Ci sono certamente elementi di rassegnazione, disillusione e distacco, ma emerge l’energia con la quale il 73,8% degli intervistati ritiene che sia ancora possibile impegnarsi in prima persona nella società. Essa si accompagna a quella maggioranza del 67,7% positivamente predisposta al cambiamento. 
Sotto la lente d’ingrandimento del Rapporto Giovani 2018 gli snodi principali della transizione alla vita adulta: il lavoro, l’autonomia e le scelte di vita a partire dalla scuola e dalla formazione.

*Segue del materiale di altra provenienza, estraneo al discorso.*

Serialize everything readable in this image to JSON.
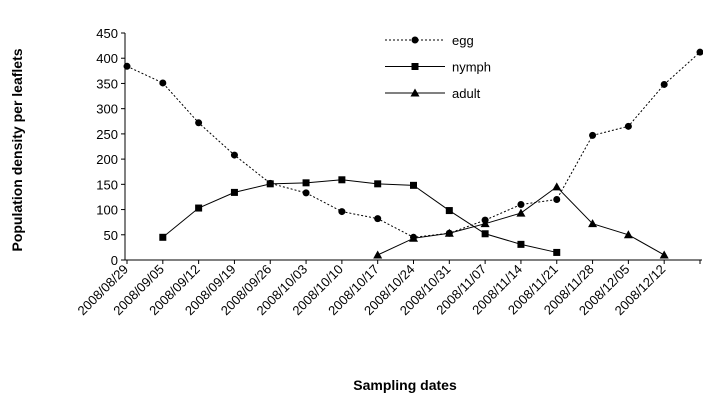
{
  "chart_data": {
    "type": "line",
    "x_label": "Sampling dates",
    "y_label": "Population density per leaflets",
    "categories": [
      "2008/08/29",
      "2008/09/05",
      "2008/09/12",
      "2008/09/19",
      "2008/09/26",
      "2008/10/03",
      "2008/10/10",
      "2008/10/17",
      "2008/10/24",
      "2008/10/31",
      "2008/11/07",
      "2008/11/14",
      "2008/11/21",
      "2008/11/28",
      "2008/12/05",
      "2008/12/12",
      null
    ],
    "series": [
      {
        "name": "egg",
        "color": "#000000",
        "marker": "circle",
        "dash": "dotted",
        "values": [
          384,
          351,
          272,
          208,
          152,
          133,
          96,
          82,
          45,
          53,
          79,
          110,
          120,
          247,
          265,
          348,
          412
        ]
      },
      {
        "name": "nymph",
        "color": "#000000",
        "marker": "square",
        "dash": "solid",
        "values": [
          null,
          45,
          103,
          134,
          151,
          153,
          159,
          151,
          148,
          98,
          52,
          31,
          15,
          null,
          null,
          null,
          null
        ]
      },
      {
        "name": "adult",
        "color": "#000000",
        "marker": "triangle",
        "dash": "solid",
        "values": [
          null,
          null,
          null,
          null,
          null,
          null,
          null,
          10,
          43,
          53,
          72,
          93,
          145,
          72,
          50,
          10,
          null
        ]
      }
    ],
    "ylim": [
      0,
      450
    ],
    "yticks": [
      0,
      50,
      100,
      150,
      200,
      250,
      300,
      350,
      400,
      450
    ],
    "legend": "top"
  }
}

Il filo conduttore in questa edizione sono i valori, nella loro accezione più ampia: i valori in salute e quelli declinanti; i sistemi formativi e di orientamento; l’importanza delle soft skills; la domanda di rappresentanza e orientamento politico; la vita nella rete e i disvalori dell’hate speech; l’immigrazione e multiculturalismo; la coppia e la genitorialità; la fede e i valori religiosi.
Il tema dell’immigrazione fornisce significativi elementi per comprendere come gli under 35 si relazionino con le dinamiche sociali del nostro Paese. Oltre il 70% dei giovani intervistati ritiene che l’atteggiamento generale degli italiani nei confronti degli immigrati sia prevalentemente diffidente e ostile.
Nel confronto con la rilevazione del 2015 il dato si impenna: in quell’anno, infatti, la stessa percezione riguardava il 57%. È interessante anche notare come la gran parte dei rispondenti esprima comunque una opinione e come solo il 4,9% se ne astenga. Inoltre, in condizioni di scarsità di lavoro di cui soffrono soprattutto le nuove generazioni, i giovani tendono ad assumere un atteggiamento protezionistico: la maggioranza (soprattutto nelle classi sociali più deboli) ritiene che l’immigrazione dovrebbe essere gestita in modo da non entrare in competizione con le condizioni di lavoro di chi già è in Italia. 
In particolare, più del 60% ritiene che i datori di lavoro dovrebbero prendere in considerazione l’offerta di lavoro degli italiani prima di valutare quella degli immigrati (62,6%), a fronte del 37,4% che si dichiara in disaccordo con questa affermazione. Il timore della concorrenza lavorativa degli immigrati non risulta comunque più forte rispetto al prolungamento della permanenza dei lavoratori più anziani e alla crescente automazione nei processi produttivi. Esiste quindi una preoccupazione generale sull’impatto dei cambiamenti demografici, sociali e tecnologici rispetto alle opportunità di lavoro, che spinge i giovani con capitale umano più debole verso posizioni difensive. 
Inoltre, se si considera l’atteggiamento verso gli stranieri regolari presenti in Italia, si ottiene una valutazione largamente positiva (solo uno su tre pensa che la loro presenza peggiori la sicurezza e l’economia del paese).
La “vita nella rete” è un altro grande tema indagato dal Rapporto. I giovani sono sempre connessi, ma in maniera autonoma e attenta, e con una chiara tendenza a rifiutare ogni forma di violenza e di odio. In particolare, rispetto alle cause del fenomeno hate speech, gli intervistati ritengono che l’odio in rete sia collegato, in qualche modo, alle tensioni che circolano all’interno della società. 
Lo afferma, infatti, (somma delle modalità “Molto d’accordo” e “Abbastanza d’accordo”) il 61,2%.
Le percentuali di accordo significativo sul fatto che esprimere l’odio in rete possa essere considerata una forma socialmente accettabile in cui incanalare l’espressione dell’odio e del risentimento sono molto basse (12,2%). Le percentuali si alzano lievemente quando si tratta di prendere posizione sul fatto che esprimere online atteggiamenti negativi verso l’altro possa in un certo senso sublimare la violenza sottraendola alla vita reale. Sono infatti d’accordo con questa affermazione il 19,9% dei giovani italiani.